I used the concept of emotional intelligence as the framework for the book I did by that name, which was just not about the concept, but also about brain research, about the emotional centers in the brain in the prefrontal areas, the executive centers that manage them for us, and how we can get better at doing that.
The Four Attributes of Emotional Intelligence
The first attribute is self-awareness, knowing what you’re feeling and why. It also goes to another level—knowing what your strengths are, knowing what you could get better at. For behavior change, that’s an absolutely crucial piece. Knowing what you can build on, knowing what your limits are and where you really need to work—that’s crucial, but that takes a realistic self-assessment.
The second attribute is self-management, and using self-awareness to get better at handling your impulses, your disruptive emotions. Focusing on your goals and keeping working toward those goals even when things get tough. Particularly for fitness, that’s a very big piece.
A third element of emotional intelligence is empathy, sensing how other people feel and reading them accurately, and that helps you with the fourth piece, which is skillful relationships. In coaching and in helping people get better at fitness, it’s all about the relationship and how well you can communicate with people, how well you can inspire them, how well you can listen and how well you can motivate.
It’s helpful to keep in mind that there are three kinds of empathy. One is cognitive empathy, which means you understand how a person thinks about the situation, you understand their mental models. This helps you as a trainer or as a coach be really excellent as a communicator, because you can put things in terms that really resonate with your client, that he or she really understands.
The second kind of empathy is really crucial, too. This is emotional empathy. Feeling with the other person exactly what they’re feeling. This helps you stay on target. It can help you sense when maybe they’re getting upset with you, or maybe they’re feeling frustrated and down on themselves, whatever it may be. You want to pick that up in the moment so that you can handle that feeling and turn it around so that you can work it to your advantage.

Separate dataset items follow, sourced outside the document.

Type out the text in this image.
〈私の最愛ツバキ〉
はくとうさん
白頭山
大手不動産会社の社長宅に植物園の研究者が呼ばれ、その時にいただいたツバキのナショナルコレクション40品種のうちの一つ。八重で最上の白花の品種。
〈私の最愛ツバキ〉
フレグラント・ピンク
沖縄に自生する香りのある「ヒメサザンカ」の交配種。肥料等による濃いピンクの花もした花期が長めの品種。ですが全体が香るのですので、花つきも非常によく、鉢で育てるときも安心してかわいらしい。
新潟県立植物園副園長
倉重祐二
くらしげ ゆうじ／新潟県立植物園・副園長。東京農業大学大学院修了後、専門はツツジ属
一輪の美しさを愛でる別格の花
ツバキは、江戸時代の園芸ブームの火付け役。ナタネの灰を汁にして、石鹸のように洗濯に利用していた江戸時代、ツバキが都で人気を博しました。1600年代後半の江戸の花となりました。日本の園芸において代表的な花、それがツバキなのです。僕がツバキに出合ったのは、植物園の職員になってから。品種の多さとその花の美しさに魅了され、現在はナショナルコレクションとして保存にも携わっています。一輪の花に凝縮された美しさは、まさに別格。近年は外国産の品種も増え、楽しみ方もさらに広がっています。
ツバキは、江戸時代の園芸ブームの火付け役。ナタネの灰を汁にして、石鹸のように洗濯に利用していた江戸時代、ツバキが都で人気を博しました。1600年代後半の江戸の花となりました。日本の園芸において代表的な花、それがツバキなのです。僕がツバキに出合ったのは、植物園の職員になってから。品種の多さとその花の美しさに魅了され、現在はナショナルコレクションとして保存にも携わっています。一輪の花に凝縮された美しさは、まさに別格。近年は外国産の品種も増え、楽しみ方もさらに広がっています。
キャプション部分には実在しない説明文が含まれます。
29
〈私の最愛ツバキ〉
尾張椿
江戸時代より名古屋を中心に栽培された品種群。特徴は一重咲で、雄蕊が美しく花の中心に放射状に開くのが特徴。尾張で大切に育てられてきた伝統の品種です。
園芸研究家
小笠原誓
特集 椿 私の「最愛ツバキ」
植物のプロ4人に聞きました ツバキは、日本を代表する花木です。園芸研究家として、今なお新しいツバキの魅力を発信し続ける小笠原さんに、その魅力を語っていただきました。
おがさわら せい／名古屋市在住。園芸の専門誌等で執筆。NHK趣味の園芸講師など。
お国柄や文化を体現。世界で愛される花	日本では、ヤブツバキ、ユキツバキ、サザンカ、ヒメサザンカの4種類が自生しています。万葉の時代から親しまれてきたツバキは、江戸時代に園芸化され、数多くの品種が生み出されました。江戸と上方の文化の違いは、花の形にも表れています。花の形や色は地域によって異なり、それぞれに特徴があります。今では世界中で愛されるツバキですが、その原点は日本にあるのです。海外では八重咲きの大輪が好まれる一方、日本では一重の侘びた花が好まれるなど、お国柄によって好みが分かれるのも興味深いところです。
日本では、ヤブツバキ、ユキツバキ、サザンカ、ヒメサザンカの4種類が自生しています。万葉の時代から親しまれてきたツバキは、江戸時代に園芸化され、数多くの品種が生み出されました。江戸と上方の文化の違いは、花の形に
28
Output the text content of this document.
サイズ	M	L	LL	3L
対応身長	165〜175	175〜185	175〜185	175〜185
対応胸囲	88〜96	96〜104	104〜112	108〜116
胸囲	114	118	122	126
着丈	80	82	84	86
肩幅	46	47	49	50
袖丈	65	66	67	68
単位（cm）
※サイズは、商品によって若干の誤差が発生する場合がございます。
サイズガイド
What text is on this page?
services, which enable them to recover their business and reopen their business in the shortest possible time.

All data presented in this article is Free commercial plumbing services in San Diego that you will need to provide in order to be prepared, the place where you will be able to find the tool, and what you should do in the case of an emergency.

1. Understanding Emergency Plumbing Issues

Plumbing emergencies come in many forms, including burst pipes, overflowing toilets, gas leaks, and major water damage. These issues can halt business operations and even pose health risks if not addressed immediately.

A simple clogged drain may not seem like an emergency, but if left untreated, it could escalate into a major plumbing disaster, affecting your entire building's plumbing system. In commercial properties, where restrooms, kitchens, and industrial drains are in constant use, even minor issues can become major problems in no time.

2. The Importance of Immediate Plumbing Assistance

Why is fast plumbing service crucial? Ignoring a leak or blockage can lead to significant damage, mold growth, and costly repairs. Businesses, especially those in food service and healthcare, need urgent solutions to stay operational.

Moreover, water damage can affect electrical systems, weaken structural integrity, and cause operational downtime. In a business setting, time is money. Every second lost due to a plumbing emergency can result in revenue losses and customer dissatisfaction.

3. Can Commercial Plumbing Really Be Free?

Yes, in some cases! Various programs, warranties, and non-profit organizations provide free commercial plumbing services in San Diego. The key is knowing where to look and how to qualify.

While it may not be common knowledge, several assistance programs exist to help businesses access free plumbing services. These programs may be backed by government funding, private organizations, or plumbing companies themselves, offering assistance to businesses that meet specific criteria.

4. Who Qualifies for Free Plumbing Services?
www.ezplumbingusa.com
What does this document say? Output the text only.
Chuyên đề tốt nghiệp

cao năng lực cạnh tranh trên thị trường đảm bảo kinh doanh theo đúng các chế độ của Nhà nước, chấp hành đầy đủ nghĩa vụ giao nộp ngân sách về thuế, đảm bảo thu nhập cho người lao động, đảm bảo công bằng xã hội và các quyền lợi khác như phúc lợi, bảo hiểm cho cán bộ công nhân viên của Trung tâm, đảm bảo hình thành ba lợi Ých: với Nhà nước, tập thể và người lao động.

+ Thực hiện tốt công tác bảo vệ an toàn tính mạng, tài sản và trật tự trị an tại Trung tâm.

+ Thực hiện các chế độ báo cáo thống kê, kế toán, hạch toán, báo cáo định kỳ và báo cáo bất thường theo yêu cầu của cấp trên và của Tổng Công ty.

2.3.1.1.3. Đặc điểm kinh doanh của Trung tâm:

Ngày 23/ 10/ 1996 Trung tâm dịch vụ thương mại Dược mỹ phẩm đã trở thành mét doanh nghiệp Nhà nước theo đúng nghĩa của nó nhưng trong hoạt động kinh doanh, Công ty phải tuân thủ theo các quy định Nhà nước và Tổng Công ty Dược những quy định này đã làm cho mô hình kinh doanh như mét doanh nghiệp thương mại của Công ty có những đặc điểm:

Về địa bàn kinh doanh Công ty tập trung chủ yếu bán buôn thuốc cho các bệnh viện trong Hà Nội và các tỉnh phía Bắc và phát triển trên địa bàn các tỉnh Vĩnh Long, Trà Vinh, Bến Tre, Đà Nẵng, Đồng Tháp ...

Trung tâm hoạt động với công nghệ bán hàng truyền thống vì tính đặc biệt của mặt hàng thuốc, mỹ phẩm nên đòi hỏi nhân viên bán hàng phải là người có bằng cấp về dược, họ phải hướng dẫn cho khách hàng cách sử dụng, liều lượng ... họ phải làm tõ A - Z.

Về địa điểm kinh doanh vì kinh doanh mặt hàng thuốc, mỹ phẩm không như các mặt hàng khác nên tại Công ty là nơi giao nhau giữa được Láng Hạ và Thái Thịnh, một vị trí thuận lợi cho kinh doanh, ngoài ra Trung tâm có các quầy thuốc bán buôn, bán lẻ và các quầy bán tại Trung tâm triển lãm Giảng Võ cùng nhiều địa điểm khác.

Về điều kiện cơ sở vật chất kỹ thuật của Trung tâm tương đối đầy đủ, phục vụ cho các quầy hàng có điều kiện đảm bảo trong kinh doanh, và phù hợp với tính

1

The third kind of empathy is called empathic concern. It means that no matter what’s going on with the client and his or her thoughts and feelings, you also understand what it is that person needs in the moment and what you can do to help. Your motivation is set so that you’re there for the client—you want to help him or her. That keeps you helping in an effective way right through the entire session, because you have the client’s well-being as your main interest. Every part of emotional intelligence can be strengthened and increased with the right kind of training.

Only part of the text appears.